Let $G^*$ be the dual graph of a planar graph $G$ (see wikipedia article). How does one prove that if $G$ is connected then it is isomorphic to $G^{**}$?

Answer 1

Notice that each face in $G^*$ is represented by one vertex in $G^{**}$. On the other hand in $G^*$ there's exactly one vertex in each face.

This is the case since one can represent $G^*$ by putting vertex $v^*_f$ of $G^*$ inside the corresponding face $f$ of $G$ and by drawing the edge $e^*$ of $G^*$ corresponding to an edge $e$ of $G$ in such a way that it intersects $e$ exactly once and does not intersect any other edge of $G^*$. Then one can use the Jordan curve theorem.
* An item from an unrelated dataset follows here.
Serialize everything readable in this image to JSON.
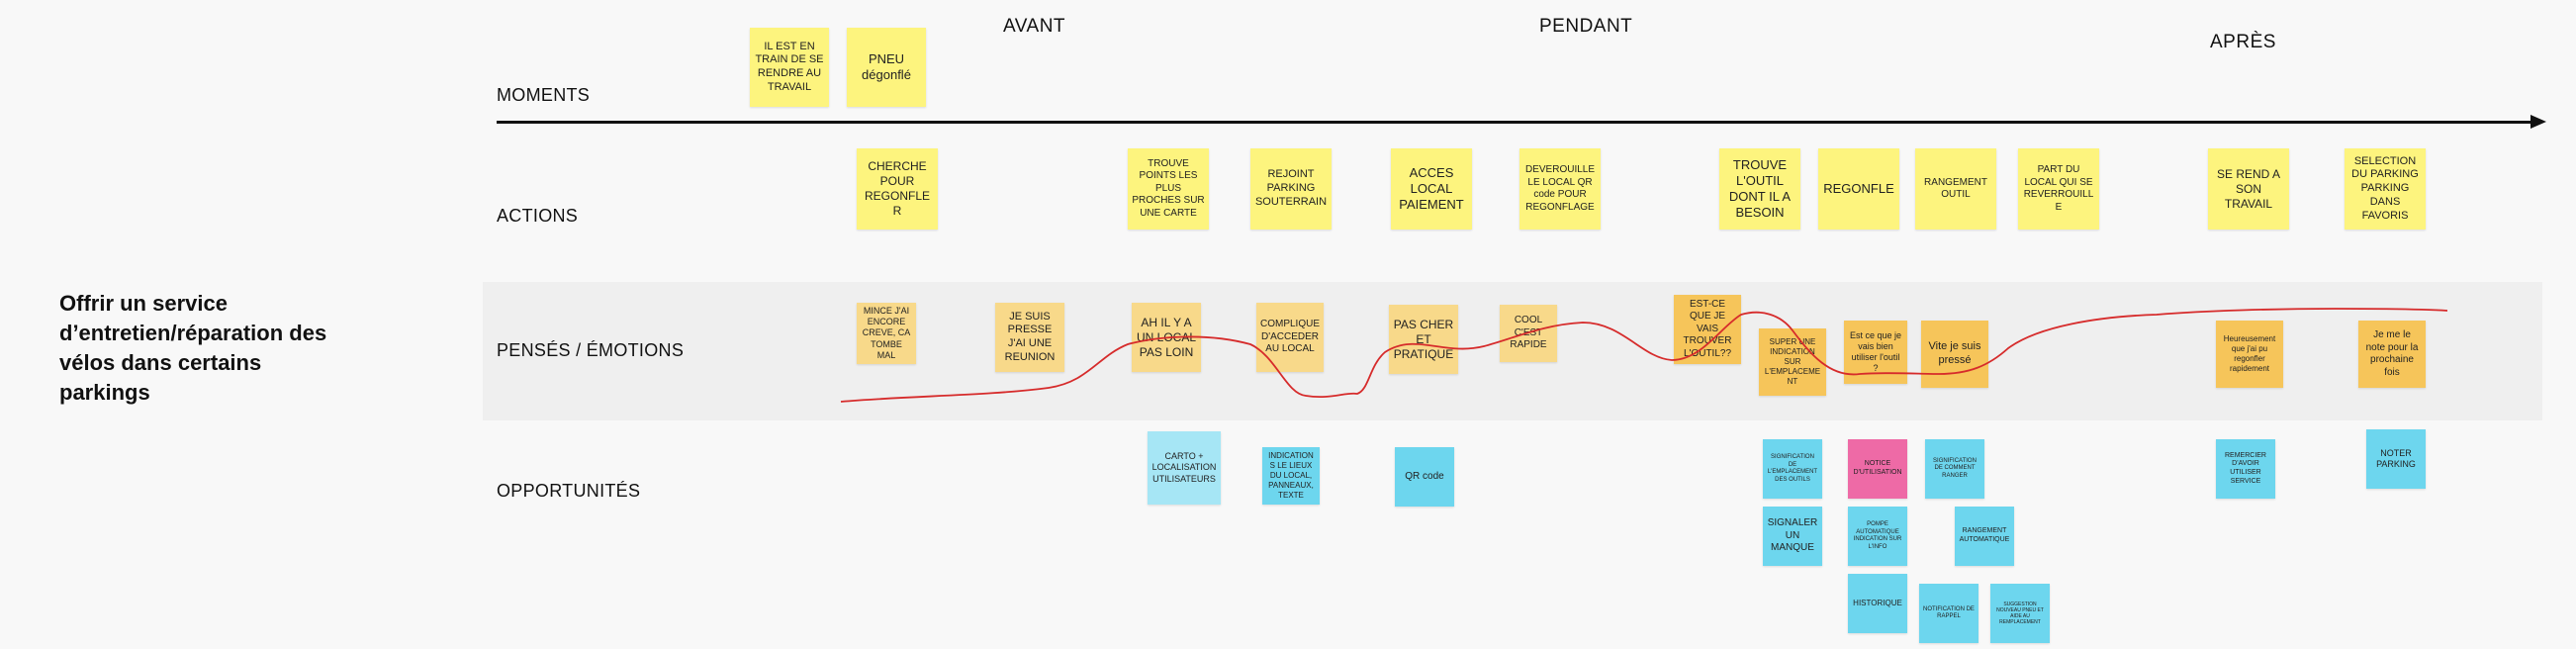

Now vertices $u,v$ are neighbours in $G$ if and only if the faces $f_u^*,f_v^*$ in $G^*$ that contain $v,u$ are adjoint.

Equivalently, vertices $u^{**},v^{**}$ in $G^{**}$ (that correspond to $f_u^*,f_v^*$) are neighbours.

This means any vertices $u,v$ from $G$ become $u^{**},v^{**}$ in $G^{**}$. Also, any $u,v$ are neighbours in $G$ if and only if $u^{**},v^{**}$ in $G^{**}$ are neighbours as well.

Therefore, $G$ is isomorphic to $G^{**}$.